Cavani al 94′ rimedia all’ex Denis. Beffata l’Atalanta

Cavani rimedia a Denis. Atalanta beffata nella sfida col Napoli in Serie AAgli “Atleti Azzurri di Italia” l’Atalanta sfiora il colpaccio contro il Napoli, in uno dei due anticipi serali di sabato, ma passata in vantaggio per prima con l’ex Denis (che sfrutta un erroraccio di Campagnaro per segnare il suo 10° goal stagionale in Serie A), subisce la beffa al 94′, ad opera del Matador partenopeo, Edinson Cavani.
Il Napoli, stanco per le fatiche di Champions col City, strappa un punto insperato, ma prezioso, all’ultimo respiro in quel di Bergamo e spartisce la posta con i ragazzi di Colantuono che già pregustavano un (meritato) successo. L’Atalanta (che ricordiamo è partita da -6) si porta a 14 mentre l’undici partenopeo raggiunge quota 16 in graduatoria.
Il turnover scelto da Mazzarri non sembra produrre grandi benefici. Fernandez (per Aronica), Zuniga (al posto di Maggio) e Pandev (in luogo di Lavezzi) non ripagano la fiducia del tecnico toscano del Napoli anche se la squadra campana regge l’urto bergamasco, nella prima frazione, e sfiora anche il vantaggio Dzemaili nel finale di primo tempo.
Il 4-4-1-1 di Colantuono, con Moralez a supporto dell’unica punta, l’ex German Denis nonsembra rispondere ai comandi, almeno per quanto riguarda la prima parte di match. Infatti, nella ripresa la squadra orobica si scatena e mette sotto gli avversari.
Moralez calcia di poco a lato quando l’orologio deve ancora completare il primo giro di lancette. Al 51’ è Padoin che spreca, ma comunque i padroni di casa si dimostrano più intraprendenti ed il Napoli è costretto a difendersi.
I nerazzurri insistono, con il loro Tanque a guidare l’assalto. Proprio l’argentino Denis, dopo una traversa accarezzata, regala il vantaggio all’Atalanta con il più classico dei gol dell’ex.

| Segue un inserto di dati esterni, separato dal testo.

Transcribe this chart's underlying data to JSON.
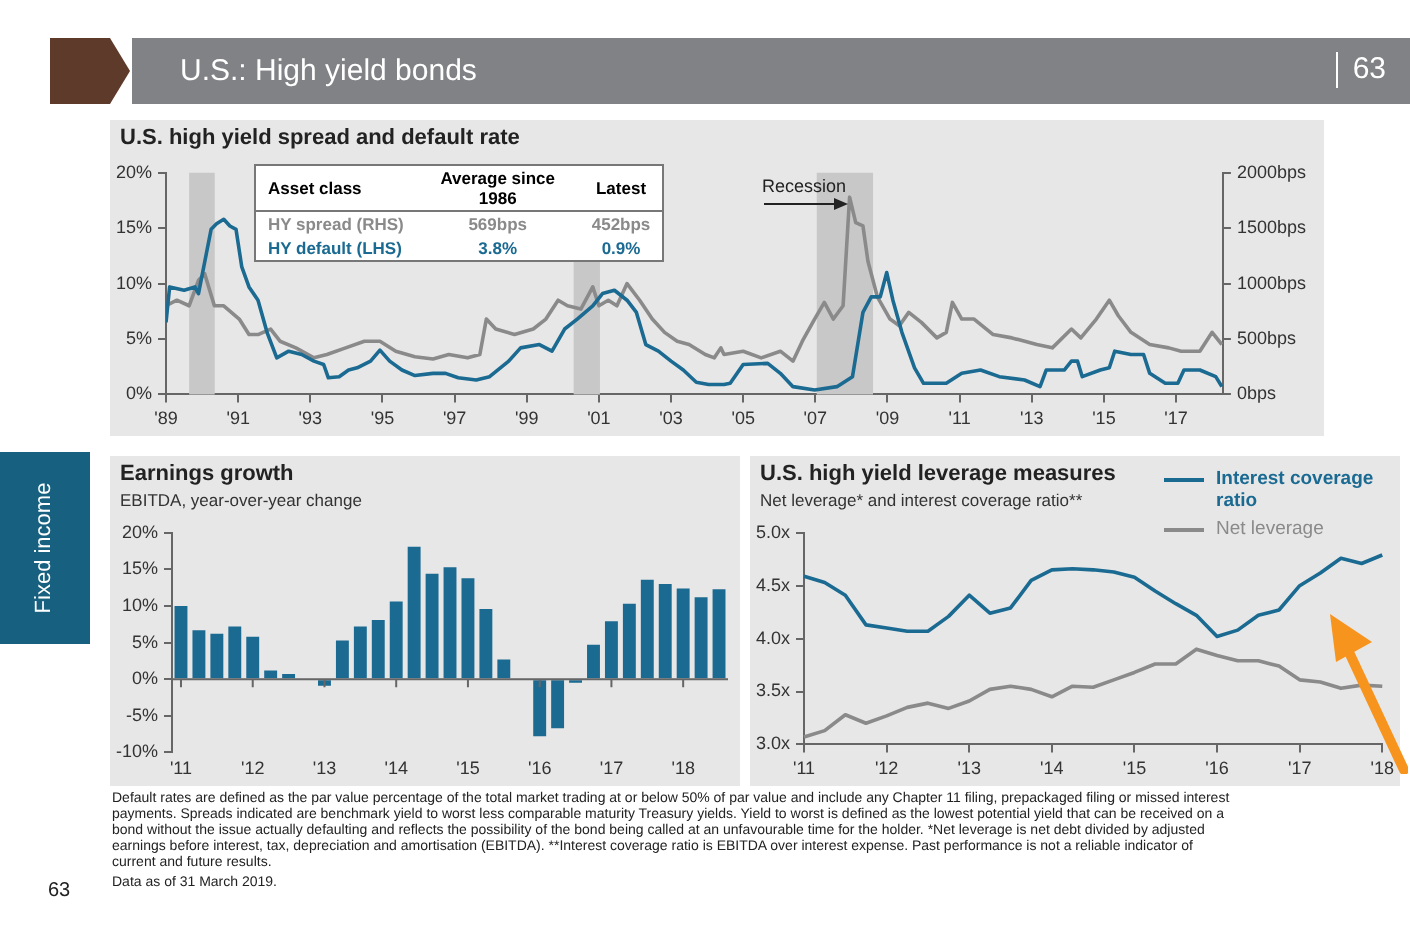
{
  "chart_data": [
    {
      "type": "other",
      "title": "U.S.: High yield bonds",
      "annotations": [
        "63",
        "Fixed income",
        "Default rates are defined as the par value percentage of the total market trading at or below 50% of par value and include any Chapter 11 filing, prepackaged filing or missed interest payments. Spreads indicated are benchmark yield to worst less comparable maturity Treasury yields. Yield to worst is defined as the lowest potential yield that can be received on a bond without the issue actually defaulting and reflects the possibility of the bond being called at an unfavourable time for the holder. *Net leverage is net debt divided by adjusted earnings before interest, tax, depreciation and amortisation (EBITDA). **Interest coverage ratio is EBITDA over interest expense. Past performance is not a reliable indicator of current and future results.",
        "Data as of 31 March 2019.",
        "63"
      ]
    },
    {
      "type": "line",
      "title": "U.S. high yield spread and default rate",
      "xlim": [
        1989,
        2018.3
      ],
      "xticks": [
        {
          "value": 1989,
          "label": "'89"
        },
        {
          "value": 1991,
          "label": "'91"
        },
        {
          "value": 1993,
          "label": "'93"
        },
        {
          "value": 1995,
          "label": "'95"
        },
        {
          "value": 1997,
          "label": "'97"
        },
        {
          "value": 1999,
          "label": "'99"
        },
        {
          "value": 2001,
          "label": "'01"
        },
        {
          "value": 2003,
          "label": "'03"
        },
        {
          "value": 2005,
          "label": "'05"
        },
        {
          "value": 2007,
          "label": "'07"
        },
        {
          "value": 2009,
          "label": "'09"
        },
        {
          "value": 2011,
          "label": "'11"
        },
        {
          "value": 2013,
          "label": "'13"
        },
        {
          "value": 2015,
          "label": "'15"
        },
        {
          "value": 2017,
          "label": "'17"
        }
      ],
      "ylim": [
        0,
        20
      ],
      "yticks": [
        {
          "value": 0,
          "label": "0%"
        },
        {
          "value": 5,
          "label": "5%"
        },
        {
          "value": 10,
          "label": "10%"
        },
        {
          "value": 15,
          "label": "15%"
        },
        {
          "value": 20,
          "label": "20%"
        }
      ],
      "y2lim": [
        0,
        2000
      ],
      "y2ticks": [
        {
          "value": 0,
          "label": "0bps"
        },
        {
          "value": 500,
          "label": "500bps"
        },
        {
          "value": 1000,
          "label": "1000bps"
        },
        {
          "value": 1500,
          "label": "1500bps"
        },
        {
          "value": 2000,
          "label": "2000bps"
        }
      ],
      "series": [
        {
          "name": "HY default (LHS)",
          "color": "#1b6a92",
          "x": [
            1989.0,
            1989.1,
            1989.5,
            1989.8,
            1989.9,
            1990.25,
            1990.4,
            1990.6,
            1990.77,
            1990.94,
            1991.1,
            1991.3,
            1991.55,
            1991.8,
            1992.07,
            1992.4,
            1992.76,
            1993.1,
            1993.37,
            1993.5,
            1993.8,
            1994.06,
            1994.3,
            1994.67,
            1994.93,
            1995.2,
            1995.54,
            1995.9,
            1996.4,
            1996.75,
            1997.1,
            1997.6,
            1997.97,
            1998.5,
            1998.83,
            1999.35,
            1999.7,
            2000.05,
            2000.4,
            2000.83,
            2001.1,
            2001.43,
            2001.78,
            2002.04,
            2002.3,
            2002.65,
            2003.0,
            2003.34,
            2003.7,
            2004.04,
            2004.47,
            2004.64,
            2005.0,
            2005.68,
            2006.03,
            2006.38,
            2006.98,
            2007.6,
            2008.03,
            2008.32,
            2008.55,
            2008.8,
            2008.98,
            2009.15,
            2009.4,
            2009.75,
            2010.0,
            2010.63,
            2011.06,
            2011.58,
            2012.1,
            2012.8,
            2013.23,
            2013.4,
            2013.9,
            2014.1,
            2014.27,
            2014.4,
            2014.9,
            2015.15,
            2015.3,
            2015.75,
            2016.1,
            2016.27,
            2016.7,
            2017.05,
            2017.22,
            2017.66,
            2018.1,
            2018.27
          ],
          "values": [
            6.5,
            9.7,
            9.4,
            9.7,
            9.1,
            14.9,
            15.4,
            15.8,
            15.2,
            14.9,
            11.5,
            9.7,
            8.5,
            5.6,
            3.3,
            3.9,
            3.6,
            3.0,
            2.7,
            1.5,
            1.6,
            2.2,
            2.4,
            3.0,
            4.0,
            3.0,
            2.2,
            1.7,
            1.9,
            1.9,
            1.5,
            1.3,
            1.6,
            3.0,
            4.2,
            4.5,
            3.9,
            5.9,
            6.8,
            8.0,
            9.1,
            9.4,
            8.5,
            7.4,
            4.5,
            3.9,
            3.0,
            2.2,
            1.1,
            0.9,
            0.9,
            1.0,
            2.7,
            2.8,
            1.9,
            0.7,
            0.4,
            0.7,
            1.6,
            7.4,
            8.8,
            8.8,
            11.0,
            8.5,
            5.6,
            2.4,
            1.0,
            1.0,
            1.9,
            2.2,
            1.6,
            1.3,
            0.7,
            2.2,
            2.2,
            3.0,
            3.0,
            1.6,
            2.2,
            2.4,
            3.9,
            3.6,
            3.6,
            1.9,
            1.0,
            1.0,
            2.2,
            2.2,
            1.6,
            0.7
          ]
        },
        {
          "name": "HY spread (RHS)",
          "color": "#8a8a8a",
          "axis": "y2",
          "x": [
            1989.0,
            1989.3,
            1989.64,
            1989.9,
            1990.07,
            1990.34,
            1990.6,
            1991.03,
            1991.3,
            1991.55,
            1991.9,
            1992.16,
            1992.6,
            1993.1,
            1993.46,
            1993.98,
            1994.5,
            1994.93,
            1995.37,
            1995.9,
            1996.4,
            1996.84,
            1997.36,
            1997.7,
            1997.88,
            1998.14,
            1998.66,
            1999.18,
            1999.53,
            1999.87,
            2000.13,
            2000.5,
            2000.83,
            2001.0,
            2001.26,
            2001.5,
            2001.78,
            2002.13,
            2002.48,
            2002.82,
            2003.17,
            2003.5,
            2003.95,
            2004.2,
            2004.38,
            2004.47,
            2005.0,
            2005.5,
            2006.03,
            2006.38,
            2006.64,
            2006.98,
            2007.25,
            2007.5,
            2007.77,
            2007.95,
            2008.12,
            2008.32,
            2008.46,
            2008.72,
            2009.07,
            2009.33,
            2009.59,
            2009.94,
            2010.37,
            2010.63,
            2010.8,
            2011.06,
            2011.4,
            2011.93,
            2012.45,
            2013.14,
            2013.57,
            2014.1,
            2014.36,
            2014.79,
            2015.15,
            2015.4,
            2015.75,
            2016.27,
            2016.8,
            2017.14,
            2017.66,
            2018.0,
            2018.27
          ],
          "values": [
            800,
            850,
            800,
            1030,
            1090,
            800,
            800,
            680,
            540,
            540,
            590,
            480,
            420,
            330,
            360,
            420,
            480,
            480,
            390,
            340,
            320,
            360,
            330,
            360,
            680,
            590,
            540,
            590,
            680,
            850,
            800,
            770,
            970,
            800,
            850,
            800,
            1000,
            850,
            680,
            560,
            480,
            450,
            360,
            330,
            420,
            360,
            390,
            330,
            390,
            300,
            480,
            680,
            830,
            680,
            800,
            1780,
            1550,
            1520,
            1200,
            880,
            680,
            620,
            740,
            650,
            510,
            560,
            830,
            680,
            680,
            540,
            510,
            450,
            420,
            590,
            510,
            680,
            850,
            710,
            560,
            450,
            420,
            390,
            390,
            560,
            450
          ]
        }
      ],
      "bands": [
        {
          "axis": "x",
          "from": 1989.64,
          "to": 1990.35,
          "color": "#c8c8c9"
        },
        {
          "axis": "x",
          "from": 2000.3,
          "to": 2001.03,
          "color": "#c8c8c9"
        },
        {
          "axis": "x",
          "from": 2007.04,
          "to": 2008.6,
          "color": "#c8c8c9"
        }
      ],
      "annotations": [
        "Asset class",
        "Average since 1986",
        "Latest",
        "569bps",
        "452bps",
        "3.8%",
        "0.9%",
        "Recession"
      ]
    },
    {
      "type": "bar",
      "title": "Earnings growth",
      "subtitle": "EBITDA, year-over-year change",
      "color": "#1b6a92",
      "categories": [
        "'11",
        null,
        null,
        null,
        "'12",
        null,
        null,
        null,
        "'13",
        null,
        null,
        null,
        "'14",
        null,
        null,
        null,
        "'15",
        null,
        null,
        null,
        "'16",
        null,
        null,
        null,
        "'17",
        null,
        null,
        null,
        "'18",
        null,
        null
      ],
      "values": [
        10.0,
        6.7,
        6.2,
        7.2,
        5.8,
        1.2,
        0.7,
        0,
        -0.9,
        5.3,
        7.2,
        8.1,
        10.6,
        18.1,
        14.4,
        15.3,
        13.8,
        9.6,
        2.7,
        0,
        -7.8,
        -6.7,
        -0.5,
        4.7,
        7.9,
        10.3,
        13.6,
        13.0,
        12.4,
        11.2,
        12.3
      ],
      "ylim": [
        -10,
        20
      ],
      "yticks": [
        {
          "value": -10,
          "label": "-10%"
        },
        {
          "value": -5,
          "label": "-5%"
        },
        {
          "value": 0,
          "label": "0%"
        },
        {
          "value": 5,
          "label": "5%"
        },
        {
          "value": 10,
          "label": "10%"
        },
        {
          "value": 15,
          "label": "15%"
        },
        {
          "value": 20,
          "label": "20%"
        }
      ]
    },
    {
      "type": "line",
      "title": "U.S. high yield leverage measures",
      "subtitle": "Net leverage* and interest coverage ratio**",
      "legend": "top right",
      "categories": [
        "'11",
        null,
        null,
        null,
        "'12",
        null,
        null,
        null,
        "'13",
        null,
        null,
        null,
        "'14",
        null,
        null,
        null,
        "'15",
        null,
        null,
        null,
        "'16",
        null,
        null,
        null,
        "'17",
        null,
        null,
        null,
        "'18"
      ],
      "ylim": [
        3,
        5
      ],
      "yticks": [
        {
          "value": 3,
          "label": "3.0x"
        },
        {
          "value": 3.5,
          "label": "3.5x"
        },
        {
          "value": 4,
          "label": "4.0x"
        },
        {
          "value": 4.5,
          "label": "4.5x"
        },
        {
          "value": 5,
          "label": "5.0x"
        }
      ],
      "series": [
        {
          "name": "Interest coverage ratio",
          "color": "#1b6a92",
          "values": [
            4.59,
            4.53,
            4.41,
            4.13,
            4.1,
            4.07,
            4.07,
            4.21,
            4.41,
            4.24,
            4.29,
            4.55,
            4.65,
            4.66,
            4.65,
            4.63,
            4.58,
            4.45,
            4.33,
            4.22,
            4.02,
            4.08,
            4.22,
            4.27,
            4.5,
            4.62,
            4.76,
            4.71,
            4.79
          ]
        },
        {
          "name": "Net leverage",
          "color": "#8a8a8a",
          "values": [
            3.07,
            3.13,
            3.28,
            3.2,
            3.27,
            3.35,
            3.39,
            3.34,
            3.41,
            3.52,
            3.55,
            3.52,
            3.45,
            3.55,
            3.54,
            3.61,
            3.68,
            3.76,
            3.76,
            3.9,
            3.84,
            3.79,
            3.79,
            3.74,
            3.61,
            3.59,
            3.53,
            3.56,
            3.55
          ]
        }
      ]
    }
  ]
}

Errore grossolano di Campagnaro che sbaglia il disimpegno, Denis trova il corridoio per infilarsi da solo in area e battere De Sanctis con un diagonale di chirurgica precisione.
A questo punto Mazzarri corre ai ripari e inserisce Lavezzi (per uno spento Pandev), Maggio (esce Fernandez) e Santana (al posto di Dzemaili) ma i giochi sembrano ormai segnati e il fischio finale dell’arbitro è ormai ad un passo. Ad un passo.
Infatti, al 94′, su di un pallone di Zuniga scagliato dalla destra, e sporcato dalla difesa dell’Atalanta, Lavezzi batte al volo e trova la zampata vincente del Matador Cavani che fa 1 a 1. Gelato lo stadio bergamasco e la squadra di Colantuono.
Il Napoli torna a casa con un punto che smuove poco la classifica di Serie A, ma che sa di vittoria per come è stato raggiunto, mentre la compagine bergamasca mastica amaro per un pareggio che va stretto per la grande prova disputata contro i partenopei.